Venne ordinato nella cattedrale di Włocławek da monsignor Wojciech Owczarek il 3 agosto 1924, giorno del suo compleanno e del suo Battesimo. Era da solo: i suoi compagni erano infatti stati ordinati a giugno, quando lui non aveva ancora compiuto i ventitré anni prescritti dal Diritto Canonico come età minima. Celebrò la Prima Messa il 5 agosto, nel santuario della Madonna di Jasna Góra a Częstochowa.
I primi incarichi e l’attenzione alla dottrina sociale della Chiesa
La sua salute cagionevole non fu di ostacolo perché svolgesse gli incarichi che gli vennero affidati: viceparroco della cattedrale di Włocławek, redattore del giornale diocesano «Słowo Kujawskie» e prefetto dei corsi serali per adulti, presso una fabbrica di cellulosa, organizzati dall’amministrazione comunale.
Dal 1925 al 1929 studiò Diritto canonico e scienze storico-economiche all’Università Cattolica di Lublino, sostenendo la tesi di dottorato sul rapporto tra Chiesa e scuola: del resto, aveva difeso l’affermazione e il riconoscimento civile della stessa Università, del cui convitto era vicerettore.
Nel 1929, grazie a una borsa di studio, compì un viaggio che toccò Austria, Italia, Francia, Belgio, Olanda e Germania. In quel modo poté conoscere associazioni e movimenti impegnati nell’attuazione della dottrina sociale della Chiesa, come la Gioventù Femminile Italiana di Azione Cattolica, la Gioventù Operaia Cristiana nata in Francia e la Cristliche Gesellenvereine tedesca. Queste ultime due associazioni furono da lui tradotte nell’esperienza polacca, a partire dal 1932, con l’organizzazione di una realtà analoga.
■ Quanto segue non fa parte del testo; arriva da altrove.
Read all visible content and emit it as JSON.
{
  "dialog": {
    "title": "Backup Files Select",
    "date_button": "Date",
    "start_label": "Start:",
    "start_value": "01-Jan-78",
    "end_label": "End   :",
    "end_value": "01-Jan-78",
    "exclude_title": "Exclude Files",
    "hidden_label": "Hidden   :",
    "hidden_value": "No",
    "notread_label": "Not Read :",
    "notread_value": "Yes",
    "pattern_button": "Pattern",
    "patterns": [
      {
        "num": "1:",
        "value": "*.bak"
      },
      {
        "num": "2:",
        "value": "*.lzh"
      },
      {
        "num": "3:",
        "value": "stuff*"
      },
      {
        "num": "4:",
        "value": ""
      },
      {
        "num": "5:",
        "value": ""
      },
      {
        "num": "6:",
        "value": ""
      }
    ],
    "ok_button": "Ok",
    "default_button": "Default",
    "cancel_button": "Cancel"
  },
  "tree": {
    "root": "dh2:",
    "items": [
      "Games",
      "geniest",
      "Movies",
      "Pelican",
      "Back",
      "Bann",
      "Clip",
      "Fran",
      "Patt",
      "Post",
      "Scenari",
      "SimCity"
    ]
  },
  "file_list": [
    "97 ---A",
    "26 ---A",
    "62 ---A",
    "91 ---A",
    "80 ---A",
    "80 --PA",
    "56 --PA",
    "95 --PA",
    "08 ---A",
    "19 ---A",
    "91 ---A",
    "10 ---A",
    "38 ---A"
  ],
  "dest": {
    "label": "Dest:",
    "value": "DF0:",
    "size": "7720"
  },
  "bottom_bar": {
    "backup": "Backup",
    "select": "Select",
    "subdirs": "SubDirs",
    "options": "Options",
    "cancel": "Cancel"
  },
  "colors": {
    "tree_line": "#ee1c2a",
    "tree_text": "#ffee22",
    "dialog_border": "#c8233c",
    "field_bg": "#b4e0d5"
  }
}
Nuove attività pastorali e sociali
Tornato in patria nel 1930, don Stefan si dedicò a numerose attività pastorali e sociali. Divenne infatti professore di Scienze sociali nel Seminario di Włocławek, direttore dell’opera missionaria diocesana, ma anche dell’università cristiana dei lavoratori e del sodalizio mariano. Sostenne anche i sindacati cristiani e l’associazione accademica «Odrodzenie» («Rinascita»).
Il suo impegno non sfuggì al cardinal August Hlond, Primate di Polonia, che dal 1937 lo volle nel Consiglio Sociale del Primate di Polonia. Continuò anche l’attività giornalistica: su «Ateneum Kapłańskie» («Ateneo Sacerdotale»), rivista specializzata per il clero, pubblicò circa centosei tra articoli e lavori più ampi, su temi sociali.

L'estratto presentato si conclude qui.